CLOVIS DUPONT. Il y a une fausse position. La Commune avait laissé Allix libre, et on demande qu’il soit maintenu en état d’arrestation.
RIGAULT. Un mot d’explication. Tout citoyen était apte à arrêter Allix, surpris en flagrant délit de bris de scellés. Le plus grand désordre règne à la municipalité du VIIIe arrondissement; il faut absolument que vous nous laissiez agir pendant huit jours, afin que Vaillant et moi puissions dégager notre responsabilité morale devant nos électeurs. Je ne demande pas qu’Allix soit mis à Mazas, mais en un lieu qu’un de ceux de nos collègues qui sont docteurs pourra indiquer à ma place.
VICTOR CLÉMENT. J’appuie la proposition de Rigault. On ne peut laisser à la tête d’une administration municipale un citoyen qui se permet des bris de scellés et qui ne jouit pas d’une grande réputation intellectuelle.

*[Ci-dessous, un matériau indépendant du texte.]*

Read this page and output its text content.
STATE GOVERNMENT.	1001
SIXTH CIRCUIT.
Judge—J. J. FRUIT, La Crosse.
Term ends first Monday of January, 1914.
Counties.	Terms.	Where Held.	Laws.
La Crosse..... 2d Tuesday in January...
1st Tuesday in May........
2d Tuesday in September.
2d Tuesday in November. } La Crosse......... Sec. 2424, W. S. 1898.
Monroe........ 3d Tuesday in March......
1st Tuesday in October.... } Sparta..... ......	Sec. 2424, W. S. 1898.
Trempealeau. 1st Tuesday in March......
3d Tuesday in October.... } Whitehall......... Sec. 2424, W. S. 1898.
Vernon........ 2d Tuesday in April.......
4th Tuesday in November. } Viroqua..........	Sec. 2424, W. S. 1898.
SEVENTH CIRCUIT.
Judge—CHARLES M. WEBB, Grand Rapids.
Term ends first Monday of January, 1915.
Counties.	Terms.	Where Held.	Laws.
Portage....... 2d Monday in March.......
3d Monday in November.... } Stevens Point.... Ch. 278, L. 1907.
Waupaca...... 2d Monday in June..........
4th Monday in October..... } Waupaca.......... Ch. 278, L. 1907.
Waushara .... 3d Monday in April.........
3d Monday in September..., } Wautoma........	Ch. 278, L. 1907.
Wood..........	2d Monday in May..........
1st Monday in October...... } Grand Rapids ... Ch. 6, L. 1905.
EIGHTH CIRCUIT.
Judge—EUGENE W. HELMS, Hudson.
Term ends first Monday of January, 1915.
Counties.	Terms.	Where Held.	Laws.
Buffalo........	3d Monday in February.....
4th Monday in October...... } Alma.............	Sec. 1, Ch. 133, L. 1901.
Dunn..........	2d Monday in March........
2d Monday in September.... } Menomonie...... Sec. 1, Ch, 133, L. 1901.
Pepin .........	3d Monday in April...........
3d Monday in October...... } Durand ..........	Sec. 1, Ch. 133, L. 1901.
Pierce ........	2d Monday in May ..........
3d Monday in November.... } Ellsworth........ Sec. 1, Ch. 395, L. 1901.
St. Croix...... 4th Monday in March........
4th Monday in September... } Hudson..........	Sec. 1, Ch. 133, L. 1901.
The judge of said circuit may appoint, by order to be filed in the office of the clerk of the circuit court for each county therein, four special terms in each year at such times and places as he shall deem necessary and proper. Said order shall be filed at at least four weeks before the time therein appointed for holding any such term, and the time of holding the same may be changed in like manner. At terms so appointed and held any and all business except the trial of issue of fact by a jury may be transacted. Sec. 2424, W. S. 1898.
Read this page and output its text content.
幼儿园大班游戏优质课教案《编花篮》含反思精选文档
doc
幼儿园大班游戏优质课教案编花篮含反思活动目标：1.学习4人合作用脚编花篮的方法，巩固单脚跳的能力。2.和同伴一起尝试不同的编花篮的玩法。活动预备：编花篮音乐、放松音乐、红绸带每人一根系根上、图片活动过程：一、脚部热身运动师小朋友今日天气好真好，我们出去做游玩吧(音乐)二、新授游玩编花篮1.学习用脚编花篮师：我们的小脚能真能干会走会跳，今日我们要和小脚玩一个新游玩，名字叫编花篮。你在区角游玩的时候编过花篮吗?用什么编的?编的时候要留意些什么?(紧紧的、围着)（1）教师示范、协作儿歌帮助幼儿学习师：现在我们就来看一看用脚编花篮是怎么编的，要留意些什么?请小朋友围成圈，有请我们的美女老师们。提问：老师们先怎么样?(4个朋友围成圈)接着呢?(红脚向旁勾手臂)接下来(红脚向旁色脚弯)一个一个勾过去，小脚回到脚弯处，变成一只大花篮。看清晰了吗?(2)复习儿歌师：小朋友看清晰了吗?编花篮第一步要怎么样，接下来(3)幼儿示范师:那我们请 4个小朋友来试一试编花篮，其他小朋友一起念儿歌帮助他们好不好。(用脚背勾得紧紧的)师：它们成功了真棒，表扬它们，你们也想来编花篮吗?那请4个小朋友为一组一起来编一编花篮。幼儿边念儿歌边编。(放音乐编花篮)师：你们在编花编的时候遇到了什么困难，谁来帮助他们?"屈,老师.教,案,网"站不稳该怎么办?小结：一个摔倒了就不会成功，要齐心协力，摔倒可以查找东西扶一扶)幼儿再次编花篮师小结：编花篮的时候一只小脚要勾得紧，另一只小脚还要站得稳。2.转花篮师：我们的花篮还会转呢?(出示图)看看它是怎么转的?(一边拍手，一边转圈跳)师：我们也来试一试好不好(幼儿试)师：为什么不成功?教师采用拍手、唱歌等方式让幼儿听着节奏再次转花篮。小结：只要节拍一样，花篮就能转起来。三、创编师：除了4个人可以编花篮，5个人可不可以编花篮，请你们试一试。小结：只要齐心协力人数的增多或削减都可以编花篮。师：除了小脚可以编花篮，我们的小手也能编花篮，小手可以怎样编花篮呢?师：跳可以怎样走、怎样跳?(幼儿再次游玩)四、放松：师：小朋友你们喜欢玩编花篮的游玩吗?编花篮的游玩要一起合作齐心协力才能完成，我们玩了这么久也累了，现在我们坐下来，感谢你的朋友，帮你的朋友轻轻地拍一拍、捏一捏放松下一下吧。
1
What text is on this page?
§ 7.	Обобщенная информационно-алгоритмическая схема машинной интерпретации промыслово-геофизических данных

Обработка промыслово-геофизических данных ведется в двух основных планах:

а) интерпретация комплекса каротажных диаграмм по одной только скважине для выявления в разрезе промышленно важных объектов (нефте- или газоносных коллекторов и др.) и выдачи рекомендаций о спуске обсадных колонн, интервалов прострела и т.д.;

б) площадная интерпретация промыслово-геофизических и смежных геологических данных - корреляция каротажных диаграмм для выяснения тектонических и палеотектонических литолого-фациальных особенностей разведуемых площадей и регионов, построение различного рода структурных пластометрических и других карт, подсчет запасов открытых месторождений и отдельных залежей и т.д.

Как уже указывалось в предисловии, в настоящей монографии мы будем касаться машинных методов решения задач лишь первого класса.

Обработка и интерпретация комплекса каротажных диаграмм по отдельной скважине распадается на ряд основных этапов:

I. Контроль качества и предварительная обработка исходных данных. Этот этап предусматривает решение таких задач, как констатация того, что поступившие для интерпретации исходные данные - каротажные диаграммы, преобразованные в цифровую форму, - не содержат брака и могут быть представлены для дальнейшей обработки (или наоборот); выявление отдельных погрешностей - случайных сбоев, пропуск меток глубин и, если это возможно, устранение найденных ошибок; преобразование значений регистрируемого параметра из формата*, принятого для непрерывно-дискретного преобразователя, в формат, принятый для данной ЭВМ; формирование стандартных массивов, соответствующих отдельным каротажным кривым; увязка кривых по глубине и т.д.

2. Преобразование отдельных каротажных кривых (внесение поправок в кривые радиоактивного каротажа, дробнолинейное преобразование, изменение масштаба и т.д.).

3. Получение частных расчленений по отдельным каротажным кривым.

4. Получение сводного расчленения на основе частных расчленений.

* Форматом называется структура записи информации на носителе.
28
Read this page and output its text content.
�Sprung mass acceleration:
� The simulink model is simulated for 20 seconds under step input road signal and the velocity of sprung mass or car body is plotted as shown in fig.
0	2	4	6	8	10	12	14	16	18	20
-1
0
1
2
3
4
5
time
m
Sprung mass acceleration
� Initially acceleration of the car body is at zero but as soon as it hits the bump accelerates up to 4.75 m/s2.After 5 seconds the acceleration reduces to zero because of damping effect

VAILLANT. J’ajouterai que la responsabilité de la Commune a été couverte par un ordre, signé de trois membres du Comité de salut public, sur la demande du Comité de vigilance.
ARNAUD, membre du Comité de salut public. Si la Commune ne prend pas des mesures pour nous débarrasser d’Allix, on sera réduit à le faire fusiller.
E. GÉRARDIN. Il est résulté des explications du citoyen Allix qu’il acceptait toute la responsabilité des faits qu’on lui reprochait, parce que ses collègues n’avaient pas pris part à l’administration municipale du VIIIe arrondissement. Quand j’ai voté la mise en liberté d’Allix, j’ai dit que je le faisais en demandant une enquête sur les faits fâcheux commis par ce citoyen.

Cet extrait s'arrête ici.